Auf dem Formular dieser Website ist das Datum seit jeher mit dem 20.02. voreingestellt. Heute brauchte ich daran lediglich eine Ziffer zu ändern.
In der Zeitung erscheint seit längerem mal wieder ein Text von Konrad, der mich mitnimmt: „Ausharren in der Todeszone“. Er schreibt — nein, nicht schwelgerisch, auch nicht schwach, von eben jener Todeszone, einem Man Made Death Valley jenseits der Temperaturen zwischen Ukraine und Russland, über dem die Drohnen regieren.

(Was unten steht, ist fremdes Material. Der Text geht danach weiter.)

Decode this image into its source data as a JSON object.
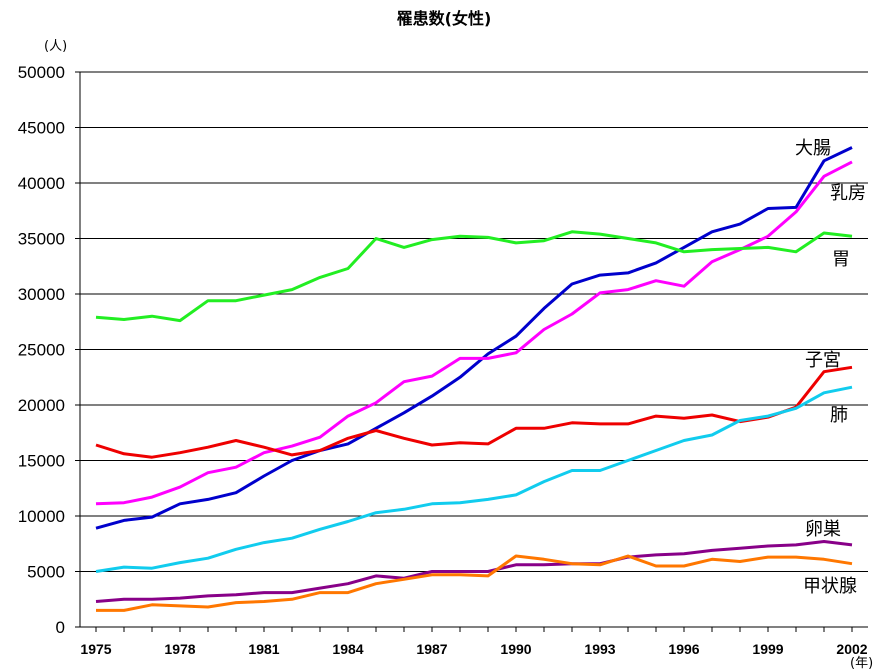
{
  "chart_data": {
    "type": "line",
    "title": "罹患数(女性)",
    "ylabel": "(人)",
    "xlabel": "(年)",
    "xlim": [
      1975,
      2002
    ],
    "ylim": [
      0,
      50000
    ],
    "yticks": [
      0,
      5000,
      10000,
      15000,
      20000,
      25000,
      30000,
      35000,
      40000,
      45000,
      50000
    ],
    "xticks": [
      1975,
      1978,
      1981,
      1984,
      1987,
      1990,
      1993,
      1996,
      1999,
      2002
    ],
    "grid": "horizontal",
    "legend": "inline-right",
    "x": [
      1975,
      1976,
      1977,
      1978,
      1979,
      1980,
      1981,
      1982,
      1983,
      1984,
      1985,
      1986,
      1987,
      1988,
      1989,
      1990,
      1991,
      1992,
      1993,
      1994,
      1995,
      1996,
      1997,
      1998,
      1999,
      2000,
      2001,
      2002
    ],
    "series": [
      {
        "name": "大腸",
        "color": "#0000cc",
        "values": [
          8900,
          9600,
          9900,
          11100,
          11500,
          12100,
          13600,
          15000,
          15900,
          16500,
          17900,
          19300,
          20800,
          22500,
          24600,
          26200,
          28700,
          30900,
          31700,
          31900,
          32800,
          34200,
          35600,
          36300,
          37700,
          37800,
          42000,
          43200
        ]
      },
      {
        "name": "乳房",
        "color": "#ff00ff",
        "values": [
          11100,
          11200,
          11700,
          12600,
          13900,
          14400,
          15700,
          16300,
          17100,
          19000,
          20200,
          22100,
          22600,
          24200,
          24200,
          24700,
          26800,
          28200,
          30100,
          30400,
          31200,
          30700,
          32900,
          34000,
          35200,
          37400,
          40600,
          41900
        ]
      },
      {
        "name": "胃",
        "color": "#22ee22",
        "values": [
          27900,
          27700,
          28000,
          27600,
          29400,
          29400,
          29900,
          30400,
          31500,
          32300,
          35000,
          34200,
          34900,
          35200,
          35100,
          34600,
          34800,
          35600,
          35400,
          35000,
          34600,
          33800,
          34000,
          34100,
          34200,
          33800,
          35500,
          35200
        ]
      },
      {
        "name": "子宮",
        "color": "#ee0000",
        "values": [
          16400,
          15600,
          15300,
          15700,
          16200,
          16800,
          16200,
          15500,
          15900,
          17000,
          17700,
          17000,
          16400,
          16600,
          16500,
          17900,
          17900,
          18400,
          18300,
          18300,
          19000,
          18800,
          19100,
          18500,
          18900,
          19800,
          23000,
          23400
        ]
      },
      {
        "name": "肺",
        "color": "#11ccee",
        "values": [
          5000,
          5400,
          5300,
          5800,
          6200,
          7000,
          7600,
          8000,
          8800,
          9500,
          10300,
          10600,
          11100,
          11200,
          11500,
          11900,
          13100,
          14100,
          14100,
          15000,
          15900,
          16800,
          17300,
          18600,
          19000,
          19700,
          21100,
          21600
        ]
      },
      {
        "name": "卵巣",
        "color": "#880088",
        "values": [
          2300,
          2500,
          2500,
          2600,
          2800,
          2900,
          3100,
          3100,
          3500,
          3900,
          4600,
          4400,
          5000,
          5000,
          5000,
          5600,
          5600,
          5700,
          5700,
          6300,
          6500,
          6600,
          6900,
          7100,
          7300,
          7400,
          7700,
          7400
        ]
      },
      {
        "name": "甲状腺",
        "color": "#ff7700",
        "values": [
          1500,
          1500,
          2000,
          1900,
          1800,
          2200,
          2300,
          2500,
          3100,
          3100,
          3900,
          4300,
          4700,
          4700,
          4600,
          6400,
          6100,
          5700,
          5600,
          6400,
          5500,
          5500,
          6100,
          5900,
          6300,
          6300,
          6100,
          5700
        ]
      }
    ]
  }
}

Menschen, also Soldaten in dem Fall, haben dort nichts mehr zu melden, vor allem kaum noch etwas zu tun. Der Text stellt die Frage, wozu menschliche Soldaten in einem menschlichen Konflikt noch beitragen können. Wie Konrad es beschreibt sind sie lediglich Platzhalter, Bauern, weil Drohnen bei Nebel keine optischen Daten erfassen können.
So, wie er es beschreibt, ist der Mensch dort, in dieser Todeszone, zu einem Füllmaterial eines Krieges geworden, der auf der Zweiten Ebene von Drohnen ausgeführt wird, die dort surrenderweise einen Gebietsanspruch durchsetzen.
Ein Morgen, in dem sämtliche Grenzen, sogar zwischenmenschliche, von autonom agierenden Automaten überwacht werden, denen Menschen lediglich noch zuarbeiten, scheint mir jetzt greifbar.